Jan 15, 2017

Endless contrapuntal tension

"The idea of the polis, in fact, long preceded its full implementation, just as it long survived its political obsolescence. One major key to Greek history during this period is the endless contrapuntal tension between rational progressivism and emotional conservatism, civic ideals and ties of consanguinity, blood-guilt and jury justice, old religion and new secularizing philosophy. It is in this clash which provides the main dialectic underlying Greek (in effect Attic) drama, and which also lurks behind the constant polarization of polis-dwellers into two mutually destructive groups: the Few and the Many, oligarchs and populists, reactionaries and radicals. Cross-currents abounded; the lines were neither clearly nor neatly drawn; but the central dichotomy existed, to form a major, often a tragic, element in Greek political history. Legitimate political dissent was often hard to distinguish from treachery or pure sedition, stasis; and stasis could, all too easily, escalate into bloody civil war. Conservatives praised eunomia as the bulwark of the community; radicals countered with isonomia, equality under the law, the implementation of which produced - according to one's viewpoint - either democracy or mob rule."

- Ancient Greece, A Concise History by Peter Greene, 1973, pg. 64.

Satan covers a gloomy earth with his sombre wings.

"Bad government, exactions, the cupidity and violence of the great, wars and brigandage, scarcity, misery and pestilence - to this is contemporary history nearly reduced in the eyes of the people. The feeling of general insecurity which was caused by the chronic form wars were apt to take, by the constant menace of the dangerous classes, by the mistrust of justice, was further aggravated by the obsession of the coming end of the world, and by the fear of hell, of sorcerers and of devils. The background of all life in the world seems black. Satan covers a gloomy earth with his sombre wings. In vain the militant Church battles, preachers deliver their sermons; the world remains unconverted. According to a popular belief, current towards the end of the fourteenth century, no one, since the beginning of the great Western schism, had entered Paradise."

- The Waning of the Middle Ages, Joseph Huizinga, 1924. Page 21.

Jul 13, 2014

Nabokov's House

“If you go to Nabokov’s house, metaphorically speaking, you get his best chair, in front of his fire, with his best wine. If you go to James Joyce’s house, you come into this big drafty edifice, and there’s no one there. And then you find him tinkering around in some scullery.

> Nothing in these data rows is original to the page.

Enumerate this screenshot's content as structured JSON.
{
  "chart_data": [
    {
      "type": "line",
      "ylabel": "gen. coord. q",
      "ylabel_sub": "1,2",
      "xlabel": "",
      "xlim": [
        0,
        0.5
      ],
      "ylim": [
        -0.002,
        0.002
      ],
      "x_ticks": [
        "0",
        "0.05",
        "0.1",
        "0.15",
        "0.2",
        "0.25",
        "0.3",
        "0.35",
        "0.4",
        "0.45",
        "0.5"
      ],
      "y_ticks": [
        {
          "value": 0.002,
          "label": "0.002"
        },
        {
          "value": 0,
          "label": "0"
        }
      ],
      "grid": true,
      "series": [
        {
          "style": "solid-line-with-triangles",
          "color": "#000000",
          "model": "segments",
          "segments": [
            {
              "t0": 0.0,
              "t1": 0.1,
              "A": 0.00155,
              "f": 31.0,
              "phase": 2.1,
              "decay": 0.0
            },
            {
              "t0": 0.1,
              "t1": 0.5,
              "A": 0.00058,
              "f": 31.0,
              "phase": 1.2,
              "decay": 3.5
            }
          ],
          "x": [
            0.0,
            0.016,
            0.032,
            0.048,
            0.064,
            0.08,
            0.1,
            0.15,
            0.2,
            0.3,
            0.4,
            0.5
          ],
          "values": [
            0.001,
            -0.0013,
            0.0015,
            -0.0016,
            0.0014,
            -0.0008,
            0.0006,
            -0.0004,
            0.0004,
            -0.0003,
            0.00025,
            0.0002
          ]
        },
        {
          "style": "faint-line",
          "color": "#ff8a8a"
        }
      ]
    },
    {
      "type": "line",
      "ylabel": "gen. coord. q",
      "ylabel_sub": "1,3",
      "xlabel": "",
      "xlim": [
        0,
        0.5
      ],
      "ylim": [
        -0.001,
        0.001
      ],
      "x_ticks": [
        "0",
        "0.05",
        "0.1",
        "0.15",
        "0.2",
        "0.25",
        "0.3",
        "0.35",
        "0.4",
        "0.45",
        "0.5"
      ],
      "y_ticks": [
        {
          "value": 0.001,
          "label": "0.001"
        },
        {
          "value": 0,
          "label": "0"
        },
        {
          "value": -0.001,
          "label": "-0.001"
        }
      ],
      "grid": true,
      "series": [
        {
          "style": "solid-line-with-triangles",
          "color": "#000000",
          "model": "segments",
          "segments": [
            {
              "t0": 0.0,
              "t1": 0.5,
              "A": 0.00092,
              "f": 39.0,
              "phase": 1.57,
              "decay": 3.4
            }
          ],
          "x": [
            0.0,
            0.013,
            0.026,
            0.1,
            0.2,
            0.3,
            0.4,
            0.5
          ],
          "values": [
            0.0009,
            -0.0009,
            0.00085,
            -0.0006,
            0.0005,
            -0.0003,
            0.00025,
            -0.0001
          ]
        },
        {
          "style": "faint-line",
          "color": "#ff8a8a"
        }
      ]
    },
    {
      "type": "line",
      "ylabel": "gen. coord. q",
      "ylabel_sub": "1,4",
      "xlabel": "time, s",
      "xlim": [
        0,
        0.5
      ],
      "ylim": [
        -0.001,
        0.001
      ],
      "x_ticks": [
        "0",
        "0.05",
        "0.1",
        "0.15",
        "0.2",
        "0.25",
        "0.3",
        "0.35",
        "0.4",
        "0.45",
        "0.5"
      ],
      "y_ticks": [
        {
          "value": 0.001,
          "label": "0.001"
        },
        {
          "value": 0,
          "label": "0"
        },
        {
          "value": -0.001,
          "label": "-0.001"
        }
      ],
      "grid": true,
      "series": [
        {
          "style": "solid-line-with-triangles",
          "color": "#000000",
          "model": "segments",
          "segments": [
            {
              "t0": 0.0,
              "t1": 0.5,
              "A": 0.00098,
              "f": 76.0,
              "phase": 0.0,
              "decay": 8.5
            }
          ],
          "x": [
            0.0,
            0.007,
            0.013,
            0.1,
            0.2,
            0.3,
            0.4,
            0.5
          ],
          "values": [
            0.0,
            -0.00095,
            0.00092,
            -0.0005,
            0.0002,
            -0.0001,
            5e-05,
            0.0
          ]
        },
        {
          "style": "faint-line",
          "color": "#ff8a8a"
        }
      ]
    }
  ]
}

And he offers you two slabs of peat around a conger eel, and a glass of mead. This not loving the reader, that’s the real thing. Henry James fell out of love with the reader. His early stuff, up to about Portrait of a Lady, is full of love for the reader. Then, I think out of sheer disappointment at not getting the kind of audience he wanted, the size of audience he wanted, he fell out of love – it was separate beds, then separate rooms, then separate flats. James never gave a damn for the reader in the first place, partially because perhaps he had patrons and never had to think about it. But it’s not that you want sales or anything like that, it’s that you want to do the right thing by your readers, and you want readers. Because a story is nothing without a listener.”

- Martin Amis.

Borges said of Henry James that "Despite the scruples and delicate complexities of James his work suffers from a major defect: the absence of life." H.G. Wells said that he was "a hippopotamus picking up a pea."

Jul 9, 2014

Why I Began To Write For Children

Why I began to Write for Children
- Isaac Bashevic Singer

  • "Children read books, not reviews. They don’t give a hoot about the critics.
  • Children don’t read to find their identity.
  • They don’t read to free themselves of guilt, to quench the thirst for rebellion, or to get rid of alienation.
  • They have no use for psychology.
  • They detest sociology.
  • They don’t try to understand Kafka or Finnegans Wake.
  • They still believe in God, the family, angels, devils, witches, goblins, logic, clarity, punctuation, and other such obsolete stuff.
  • They love interesting stories, not commentary, guides, or footnotes.
  • When a book is boring, they yawn openly, without any shame or fear of authority.
  • They don’t expect their beloved writer to redeem humanity. Young as they are, they know that it is not in his power. Only the adults have such childish illusions."


- From his 1978 Nobel banquet speech.